Goldman Sachs bought Austin fintech startup Honest Dollar for an undisclosed amount. Honest Dollar built software for small- and medium-sized businesses to provide employees with retirement benefits through web and mobile applications.
—Dallas fintech firm StoneEagle Services was bought by FTV Capital, a San Francisco venture firm. StoneEagle sells virtual “credit cards” for business-to-business payments in order to digitize traditional processes such as insurance company payments to healthcare providers.

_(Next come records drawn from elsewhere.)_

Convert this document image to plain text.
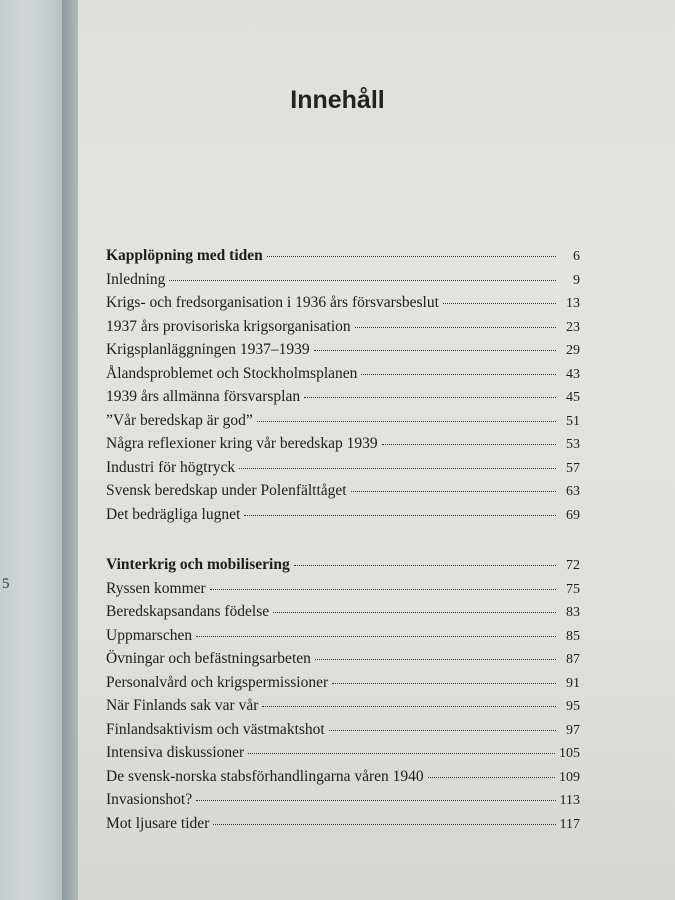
5
Innehåll
Kapplöpning med tiden	6
Inledning	9
Krigs- och fredsorganisation i 1936 års försvarsbeslut	13
1937 års provisoriska krigsorganisation	23
Krigsplanläggningen 1937–1939	29
Ålandsproblemet och Stockholmsplanen	43
1939 års allmänna försvarsplan	45
”Vår beredskap är god”	51
Några reflexioner kring vår beredskap 1939	53
Industri för högtryck	57
Svensk beredskap under Polenfälttåget	63
Det bedrägliga lugnet	69
Vinterkrig och mobilisering	72
Ryssen kommer	75
Beredskapsandans födelse	83
Uppmarschen	85
Övningar och befästningsarbeten	87
Personalvård och krigspermissioner	91
När Finlands sak var vår	95
Finlandsaktivism och västmaktshot	97
Intensiva diskussioner	105
De svensk-norska stabsförhandlingarna våren 1940	109
Invasionshot?	113
Mot ljusare tider	117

The Texas Medical Center expands its programs to promote health IT and medical device startups as the Houston life sciences ecosystem grows:
—J&J innovation adds on to its programming at TMC’s Innovation Institute with a new Center for Medical Device Innovation. Earlier in the year, the pharmaceutical company opened its latest JLabs in Houston with 21 resident companies, a medical device prototype lab, and a 3-D printer.
—AT&T opens its Foundry for Connected Health at the TMCx accelerator campus as well. AT&T plans to use its expertise in mobile communications for use in healthcare, such as remote patient monitoring systems that work via a tablet.